Die von 15 Landkreisen und einer Stadt erhobenen Kommunalverfassungsbeschwerden betreffen die rechtliche Stellung der sogenannten Optionskommunen nach der Neuregelung des Jahres 2010.
Die Beschwerdeführer wenden sich gegen Vorschriften des Sozialgesetzbuchs - Zweites Buch (SGB II), namentlich gegen
- § 6 a Abs. 2 Satz 3 SGB II, soweit dieser das Erfordernis einer Zwei-Drittel-Mehrheit in der zuständigen Vertretungskörperschaft für die Stellung eines Antrags auf Zulassung als Optionskommune festlegt,
- § 6 a Abs. 2 Satz 4 SGB II, soweit dieser die Anzahl der insgesamt zuzulassenden Optionskommunen auf 25 % der möglichen Aufgabenträger begrenzt,
- § 6 b Abs. 3 SGB II, soweit dieser dem Bundesrechnungshof die Finanzkontrolle über die Optionskommunen gestattet, und § 6 b Abs. 4 SGB II, soweit dieser dem Bundesministerium für Arbeit und Soziales Prüfbefugnisse gegenüber den Optionskommunen einräumt.

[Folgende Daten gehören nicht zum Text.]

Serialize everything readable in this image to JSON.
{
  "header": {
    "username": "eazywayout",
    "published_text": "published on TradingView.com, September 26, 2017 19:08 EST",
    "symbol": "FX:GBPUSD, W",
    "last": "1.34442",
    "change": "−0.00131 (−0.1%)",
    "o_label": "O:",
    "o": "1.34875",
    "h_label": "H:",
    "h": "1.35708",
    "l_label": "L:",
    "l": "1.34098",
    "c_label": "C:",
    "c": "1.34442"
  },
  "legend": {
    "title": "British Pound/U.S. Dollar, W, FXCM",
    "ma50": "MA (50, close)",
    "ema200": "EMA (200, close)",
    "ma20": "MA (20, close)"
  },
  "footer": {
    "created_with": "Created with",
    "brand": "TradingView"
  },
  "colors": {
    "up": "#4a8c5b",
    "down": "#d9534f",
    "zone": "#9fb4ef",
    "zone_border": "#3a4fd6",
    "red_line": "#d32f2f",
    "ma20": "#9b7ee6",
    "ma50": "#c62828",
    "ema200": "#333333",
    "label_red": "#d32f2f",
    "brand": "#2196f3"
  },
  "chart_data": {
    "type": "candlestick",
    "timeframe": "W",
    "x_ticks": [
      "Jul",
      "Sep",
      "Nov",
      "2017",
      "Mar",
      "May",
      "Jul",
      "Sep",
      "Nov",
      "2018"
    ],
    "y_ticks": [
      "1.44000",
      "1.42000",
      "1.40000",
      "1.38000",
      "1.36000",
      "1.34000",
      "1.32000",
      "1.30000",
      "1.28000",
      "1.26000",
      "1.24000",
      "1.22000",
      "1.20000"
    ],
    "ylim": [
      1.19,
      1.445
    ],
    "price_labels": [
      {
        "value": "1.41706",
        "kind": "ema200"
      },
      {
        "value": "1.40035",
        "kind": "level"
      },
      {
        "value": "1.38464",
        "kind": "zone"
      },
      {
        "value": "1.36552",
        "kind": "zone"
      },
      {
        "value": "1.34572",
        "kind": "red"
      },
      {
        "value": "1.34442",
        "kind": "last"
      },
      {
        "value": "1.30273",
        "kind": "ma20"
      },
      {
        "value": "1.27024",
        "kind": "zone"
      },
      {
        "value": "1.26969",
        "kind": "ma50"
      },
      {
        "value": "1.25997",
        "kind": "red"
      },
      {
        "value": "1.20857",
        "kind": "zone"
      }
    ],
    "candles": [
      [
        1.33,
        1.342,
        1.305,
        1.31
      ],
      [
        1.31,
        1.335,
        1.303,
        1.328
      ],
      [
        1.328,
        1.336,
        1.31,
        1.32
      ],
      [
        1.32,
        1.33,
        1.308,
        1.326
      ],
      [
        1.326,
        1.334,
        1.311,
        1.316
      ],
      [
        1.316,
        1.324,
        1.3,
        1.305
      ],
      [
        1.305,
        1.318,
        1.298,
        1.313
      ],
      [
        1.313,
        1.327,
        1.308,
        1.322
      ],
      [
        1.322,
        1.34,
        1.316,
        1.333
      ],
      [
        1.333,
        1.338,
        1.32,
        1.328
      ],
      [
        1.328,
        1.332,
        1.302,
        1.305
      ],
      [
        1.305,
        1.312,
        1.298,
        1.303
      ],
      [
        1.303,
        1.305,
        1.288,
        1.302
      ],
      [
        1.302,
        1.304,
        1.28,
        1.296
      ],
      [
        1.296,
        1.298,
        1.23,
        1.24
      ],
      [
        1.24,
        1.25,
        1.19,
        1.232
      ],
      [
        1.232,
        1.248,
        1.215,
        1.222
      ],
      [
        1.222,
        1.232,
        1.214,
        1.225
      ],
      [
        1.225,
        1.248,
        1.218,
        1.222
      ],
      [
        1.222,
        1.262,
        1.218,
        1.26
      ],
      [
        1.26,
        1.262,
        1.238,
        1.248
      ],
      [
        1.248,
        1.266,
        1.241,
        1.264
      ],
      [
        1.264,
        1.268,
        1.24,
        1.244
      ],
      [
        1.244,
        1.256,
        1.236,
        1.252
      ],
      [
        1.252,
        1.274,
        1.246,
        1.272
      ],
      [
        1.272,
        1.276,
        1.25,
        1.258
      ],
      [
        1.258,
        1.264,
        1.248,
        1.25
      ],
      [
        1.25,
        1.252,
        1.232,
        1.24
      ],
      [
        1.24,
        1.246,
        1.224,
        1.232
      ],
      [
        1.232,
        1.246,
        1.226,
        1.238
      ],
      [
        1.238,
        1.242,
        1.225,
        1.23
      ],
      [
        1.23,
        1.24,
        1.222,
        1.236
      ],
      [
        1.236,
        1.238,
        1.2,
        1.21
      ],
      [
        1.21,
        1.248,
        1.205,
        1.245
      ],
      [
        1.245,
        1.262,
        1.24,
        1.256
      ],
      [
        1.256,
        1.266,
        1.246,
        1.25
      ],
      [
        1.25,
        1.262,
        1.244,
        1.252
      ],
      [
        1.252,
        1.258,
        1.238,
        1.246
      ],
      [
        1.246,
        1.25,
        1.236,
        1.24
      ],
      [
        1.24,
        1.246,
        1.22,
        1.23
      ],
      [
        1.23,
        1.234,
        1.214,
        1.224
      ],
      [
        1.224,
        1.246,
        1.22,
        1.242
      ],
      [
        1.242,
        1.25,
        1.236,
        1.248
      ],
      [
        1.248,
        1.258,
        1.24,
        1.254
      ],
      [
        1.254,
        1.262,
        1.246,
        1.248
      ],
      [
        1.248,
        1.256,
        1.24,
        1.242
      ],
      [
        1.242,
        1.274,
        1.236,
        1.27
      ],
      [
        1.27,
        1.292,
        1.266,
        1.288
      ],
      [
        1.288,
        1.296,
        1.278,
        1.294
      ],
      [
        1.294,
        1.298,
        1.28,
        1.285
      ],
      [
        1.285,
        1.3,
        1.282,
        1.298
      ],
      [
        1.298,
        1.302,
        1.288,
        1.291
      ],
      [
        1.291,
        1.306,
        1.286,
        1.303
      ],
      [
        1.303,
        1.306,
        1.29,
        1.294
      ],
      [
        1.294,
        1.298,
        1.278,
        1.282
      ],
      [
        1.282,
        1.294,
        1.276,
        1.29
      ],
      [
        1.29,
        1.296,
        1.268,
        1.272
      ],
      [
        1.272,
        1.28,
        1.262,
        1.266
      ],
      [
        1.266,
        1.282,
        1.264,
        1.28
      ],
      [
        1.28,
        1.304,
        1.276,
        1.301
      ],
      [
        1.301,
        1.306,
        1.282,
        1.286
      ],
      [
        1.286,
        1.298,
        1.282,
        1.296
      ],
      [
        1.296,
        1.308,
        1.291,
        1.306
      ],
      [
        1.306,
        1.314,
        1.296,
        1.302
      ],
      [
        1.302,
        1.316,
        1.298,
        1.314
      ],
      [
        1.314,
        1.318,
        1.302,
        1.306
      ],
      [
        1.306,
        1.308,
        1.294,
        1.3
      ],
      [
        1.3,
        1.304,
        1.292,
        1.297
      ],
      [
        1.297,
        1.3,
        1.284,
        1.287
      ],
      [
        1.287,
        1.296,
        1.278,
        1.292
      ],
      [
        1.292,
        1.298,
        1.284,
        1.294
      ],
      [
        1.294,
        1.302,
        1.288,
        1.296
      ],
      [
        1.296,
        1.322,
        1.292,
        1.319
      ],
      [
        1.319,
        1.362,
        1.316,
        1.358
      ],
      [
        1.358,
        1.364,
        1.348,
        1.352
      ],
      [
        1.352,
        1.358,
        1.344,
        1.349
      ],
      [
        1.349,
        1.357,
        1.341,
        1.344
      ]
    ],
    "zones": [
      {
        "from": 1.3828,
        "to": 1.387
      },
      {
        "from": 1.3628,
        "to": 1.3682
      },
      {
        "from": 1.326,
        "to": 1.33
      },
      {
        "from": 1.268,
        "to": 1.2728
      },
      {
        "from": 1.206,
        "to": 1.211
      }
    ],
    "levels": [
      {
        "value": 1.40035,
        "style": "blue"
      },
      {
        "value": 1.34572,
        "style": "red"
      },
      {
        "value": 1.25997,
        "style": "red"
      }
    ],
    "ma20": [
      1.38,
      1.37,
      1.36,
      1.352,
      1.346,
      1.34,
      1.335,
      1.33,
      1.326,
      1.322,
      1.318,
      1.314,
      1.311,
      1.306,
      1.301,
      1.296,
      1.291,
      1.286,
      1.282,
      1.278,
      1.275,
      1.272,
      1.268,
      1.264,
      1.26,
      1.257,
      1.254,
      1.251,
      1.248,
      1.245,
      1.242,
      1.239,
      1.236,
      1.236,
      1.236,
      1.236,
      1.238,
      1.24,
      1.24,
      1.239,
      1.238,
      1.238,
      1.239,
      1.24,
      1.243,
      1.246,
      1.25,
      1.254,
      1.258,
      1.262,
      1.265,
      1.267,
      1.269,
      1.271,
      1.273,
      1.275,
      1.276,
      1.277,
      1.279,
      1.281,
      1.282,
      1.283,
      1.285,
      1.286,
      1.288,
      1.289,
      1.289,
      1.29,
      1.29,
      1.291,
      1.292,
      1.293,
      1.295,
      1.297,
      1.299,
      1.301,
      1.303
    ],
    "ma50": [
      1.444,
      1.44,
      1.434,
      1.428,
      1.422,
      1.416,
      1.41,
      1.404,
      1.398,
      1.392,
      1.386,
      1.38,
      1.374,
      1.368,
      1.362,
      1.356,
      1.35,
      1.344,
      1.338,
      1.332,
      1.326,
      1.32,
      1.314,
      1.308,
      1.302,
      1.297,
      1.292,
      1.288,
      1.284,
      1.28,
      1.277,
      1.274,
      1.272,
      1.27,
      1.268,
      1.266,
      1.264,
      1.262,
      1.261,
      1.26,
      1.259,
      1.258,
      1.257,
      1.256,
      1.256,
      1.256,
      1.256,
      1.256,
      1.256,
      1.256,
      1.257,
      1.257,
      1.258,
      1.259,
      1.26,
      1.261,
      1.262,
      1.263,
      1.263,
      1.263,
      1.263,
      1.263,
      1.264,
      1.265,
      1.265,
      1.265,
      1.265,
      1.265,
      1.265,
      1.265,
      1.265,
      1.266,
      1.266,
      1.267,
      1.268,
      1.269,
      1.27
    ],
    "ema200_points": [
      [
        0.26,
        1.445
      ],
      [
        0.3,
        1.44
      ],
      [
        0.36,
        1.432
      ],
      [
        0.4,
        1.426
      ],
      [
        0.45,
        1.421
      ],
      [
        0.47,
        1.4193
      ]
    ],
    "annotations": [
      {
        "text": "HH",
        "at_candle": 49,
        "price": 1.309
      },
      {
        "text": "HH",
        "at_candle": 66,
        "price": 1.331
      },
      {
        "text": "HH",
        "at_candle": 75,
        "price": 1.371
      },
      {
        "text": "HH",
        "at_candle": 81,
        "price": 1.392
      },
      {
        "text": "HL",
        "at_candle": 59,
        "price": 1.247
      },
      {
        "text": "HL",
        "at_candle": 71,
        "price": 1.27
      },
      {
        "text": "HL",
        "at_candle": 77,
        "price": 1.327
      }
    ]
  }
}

Verfassungsbeschwerden gegen Prüfungsbefugnisse im Wesentlichen zulässig
1. Die Verfassungsbeschwerden sind im Wesentlichen zulässig. Jedoch ist die Jahresfrist nicht eingehalten, soweit sich eine der Verfassungsbeschwerden gegen die Prüfungsbefugnisse des Bundesrechnungshofs richtet. Die maßgebliche Vorschrift (§ 6 b Abs. 3 Sozialgesetzbuch II - SGB II) ist bereits seit 2004 unverändert in Kraft.
Verfassungsbeschwerde gegen Bindung an Zwei-Drittel-Mehrheit begründet
2. Die Verfassungsbeschwerde gegen § 6 a Abs. 2 Satz 3 SGB II, der den Antrag auf Zulassung als Optionskommune an eine Zwei-Drittel-Mehrheit im zuständigen kommunalen Gremium bindet, ist begründet. Im Übrigen sind die Verfassungsbeschwerden unbegründet.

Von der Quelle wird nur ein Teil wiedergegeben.